Dalam sesi perdagangan Asia hari Rabu, ada lebih banyak likuiditas untuk dating dan begitu kita melihat apa pembalasan lebih lanjut akan dilakukan. Memang sejauh ini belum jelas seberapa besar kerusakan atau korban di pangkalan itu.

Presiden AS Donald Trump telah diberi pengarahan tentang serangan di Irak dan sedang memantau situasinya, kata jurubicara Gedung Putih Stephanie Grisham. Sekretaris Pertahanan AS Mark Esper mengatakan Amerika Serikat harus mengantisipasi pembalasan dari Iran atas pembunuhan komandan elit Al Quds Qassem Soleimani di Irak.  Soleimani, seorang tokoh penting dalam mengatur kampanye lama Iran untuk mengusir pasukan AS dari Irak, juga bertanggung jawab untuk membangun jaringan pasukan proksi Teheran di seluruh Timur Tengah.

Seorang pejabat senior Iran mengatakan Teheran sedang mempertimbangkan beberapa skenario untuk membalas kematiannya. Tokoh senior lainnya mengatakan Republik Islam akan menyamai skala pembunuhan ketika merespon, tetapi ia akan memilih waktu dan tempat.

Aksi beli atas aset safe haven juga mendukung kenaikan franc Swiss menjadi 0,9674 franc per dolar atau naik 0,3%, dan mendukung greenback yang juga dihidupkan kembali semalam didukung data AS yang kuat.
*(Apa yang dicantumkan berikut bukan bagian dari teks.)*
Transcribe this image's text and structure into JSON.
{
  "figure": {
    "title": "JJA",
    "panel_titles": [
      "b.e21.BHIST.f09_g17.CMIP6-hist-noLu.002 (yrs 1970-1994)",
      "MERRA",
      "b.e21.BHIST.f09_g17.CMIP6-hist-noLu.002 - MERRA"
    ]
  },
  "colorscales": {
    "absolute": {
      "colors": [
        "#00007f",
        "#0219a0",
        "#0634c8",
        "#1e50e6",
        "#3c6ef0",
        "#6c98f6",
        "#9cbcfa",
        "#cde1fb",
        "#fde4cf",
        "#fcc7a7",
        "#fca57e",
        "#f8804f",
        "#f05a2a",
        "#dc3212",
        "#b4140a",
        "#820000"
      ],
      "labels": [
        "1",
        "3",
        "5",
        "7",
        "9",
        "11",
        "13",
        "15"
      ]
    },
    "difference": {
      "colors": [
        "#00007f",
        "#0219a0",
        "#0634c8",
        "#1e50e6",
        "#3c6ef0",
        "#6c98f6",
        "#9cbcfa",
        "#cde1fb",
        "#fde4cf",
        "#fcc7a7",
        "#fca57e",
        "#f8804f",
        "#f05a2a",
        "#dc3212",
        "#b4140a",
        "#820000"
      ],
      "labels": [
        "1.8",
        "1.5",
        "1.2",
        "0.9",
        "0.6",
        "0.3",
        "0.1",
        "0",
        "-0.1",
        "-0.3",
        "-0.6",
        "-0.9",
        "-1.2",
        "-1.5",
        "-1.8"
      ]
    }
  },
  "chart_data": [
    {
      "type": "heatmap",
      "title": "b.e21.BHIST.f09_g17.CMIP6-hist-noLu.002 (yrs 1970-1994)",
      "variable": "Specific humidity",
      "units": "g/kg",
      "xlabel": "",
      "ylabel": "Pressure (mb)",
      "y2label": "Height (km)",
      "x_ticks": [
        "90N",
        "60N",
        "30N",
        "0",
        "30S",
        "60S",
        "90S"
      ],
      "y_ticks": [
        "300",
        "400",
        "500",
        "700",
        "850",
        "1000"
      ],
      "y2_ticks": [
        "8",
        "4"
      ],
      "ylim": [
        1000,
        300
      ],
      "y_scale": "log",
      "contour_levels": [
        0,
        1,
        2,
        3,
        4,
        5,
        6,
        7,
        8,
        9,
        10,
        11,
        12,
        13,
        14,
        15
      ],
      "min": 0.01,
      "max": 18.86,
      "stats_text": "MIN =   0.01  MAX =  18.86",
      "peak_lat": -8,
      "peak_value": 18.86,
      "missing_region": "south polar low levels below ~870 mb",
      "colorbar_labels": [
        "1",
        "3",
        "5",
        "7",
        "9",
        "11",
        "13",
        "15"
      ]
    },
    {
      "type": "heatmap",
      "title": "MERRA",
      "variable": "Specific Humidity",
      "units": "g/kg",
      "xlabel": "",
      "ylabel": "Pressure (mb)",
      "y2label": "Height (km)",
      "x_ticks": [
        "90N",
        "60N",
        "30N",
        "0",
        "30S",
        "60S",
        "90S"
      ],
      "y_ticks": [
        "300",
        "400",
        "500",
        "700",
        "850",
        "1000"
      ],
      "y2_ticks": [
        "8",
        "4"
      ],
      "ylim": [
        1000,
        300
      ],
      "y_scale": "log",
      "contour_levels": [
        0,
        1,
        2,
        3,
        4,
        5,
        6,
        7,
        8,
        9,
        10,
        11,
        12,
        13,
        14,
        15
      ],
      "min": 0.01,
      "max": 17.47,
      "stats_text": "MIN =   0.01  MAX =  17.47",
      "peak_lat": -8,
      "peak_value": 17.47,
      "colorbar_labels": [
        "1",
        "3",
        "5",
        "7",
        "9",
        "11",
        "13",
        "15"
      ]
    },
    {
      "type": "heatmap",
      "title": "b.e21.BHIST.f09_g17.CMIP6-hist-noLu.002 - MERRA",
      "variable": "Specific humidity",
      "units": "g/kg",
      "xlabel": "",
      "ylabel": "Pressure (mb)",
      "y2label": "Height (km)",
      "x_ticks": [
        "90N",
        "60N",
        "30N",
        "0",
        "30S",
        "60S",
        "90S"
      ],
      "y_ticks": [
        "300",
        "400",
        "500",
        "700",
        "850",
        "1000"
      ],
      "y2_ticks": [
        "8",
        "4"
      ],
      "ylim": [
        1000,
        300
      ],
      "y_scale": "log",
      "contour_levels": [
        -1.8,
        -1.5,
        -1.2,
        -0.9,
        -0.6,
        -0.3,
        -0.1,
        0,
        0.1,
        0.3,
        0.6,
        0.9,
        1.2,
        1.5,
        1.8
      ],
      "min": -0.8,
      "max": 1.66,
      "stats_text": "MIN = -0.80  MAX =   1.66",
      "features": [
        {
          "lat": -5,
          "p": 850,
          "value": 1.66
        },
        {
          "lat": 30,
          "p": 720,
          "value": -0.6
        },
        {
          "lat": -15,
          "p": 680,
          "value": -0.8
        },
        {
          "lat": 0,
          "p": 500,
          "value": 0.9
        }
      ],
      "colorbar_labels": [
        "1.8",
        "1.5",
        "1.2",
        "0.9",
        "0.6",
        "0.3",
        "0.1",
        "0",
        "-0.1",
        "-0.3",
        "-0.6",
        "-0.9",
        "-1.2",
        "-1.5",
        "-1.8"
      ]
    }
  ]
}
Dolar naik 0,3% pada dolar Selandia Baru dan mencapai tertinggi tiga bulan terhadap Aussie, yang telah merosot karena pasar mulai bertaruh bahwa korban ekonomi dari kebakaran hutan menyapu negara itu dapat memaksa penurunan suku bunga.

Pada ujung perdagangan di hari Selasa, Yen dan Franc masih melemah dan turun dari posisi tertinggi baru-baru ini terhadap dolar karena pasar keuangan stabil, dimana investor berbalik lebih berharap bahwa ketegangan antara Amerika Serikat dan Iran tidak akan meningkat menjadi perang habis-habisan. Sementara data sektor manufaktur dan pesanan pabrik AS yang lebih baik dari perkiraan juga mengangkat dolar.

Yen jatuh dari tertinggi tiga bulan terhadap dolar, meskipun sentimen tetap rapuh di tengah kekhawatiran yang mengganggu tentang dampak memburuknya hubungan AS-Iran. Franc Swiss, tempat berlindung yang aman, turun dari tertinggi empat bulan terhadap euro dan turun terhadap dolar. Dalam perdagangan akhir pagi, dolar sedikit lebih tinggi terhadap yen pada 108,44 yen, menjauh dari level terendah tiga bulan pada hari Senin.

Serangan pesawat tak berawak A.S. di Baghdad pada hari Jumat menewaskan komandan militer Iran Qassem Soleimani, yang secara luas dipandang sebagai tokoh paling kuat kedua di Iran. Ada sedikit penurunan ketegangan AS-Iran. Itu terbukti dengan melihat emas dan minyak turun dari ketinggian hari Minggu mereka. Tapi itu belum berakhir dalam hal retorika perang.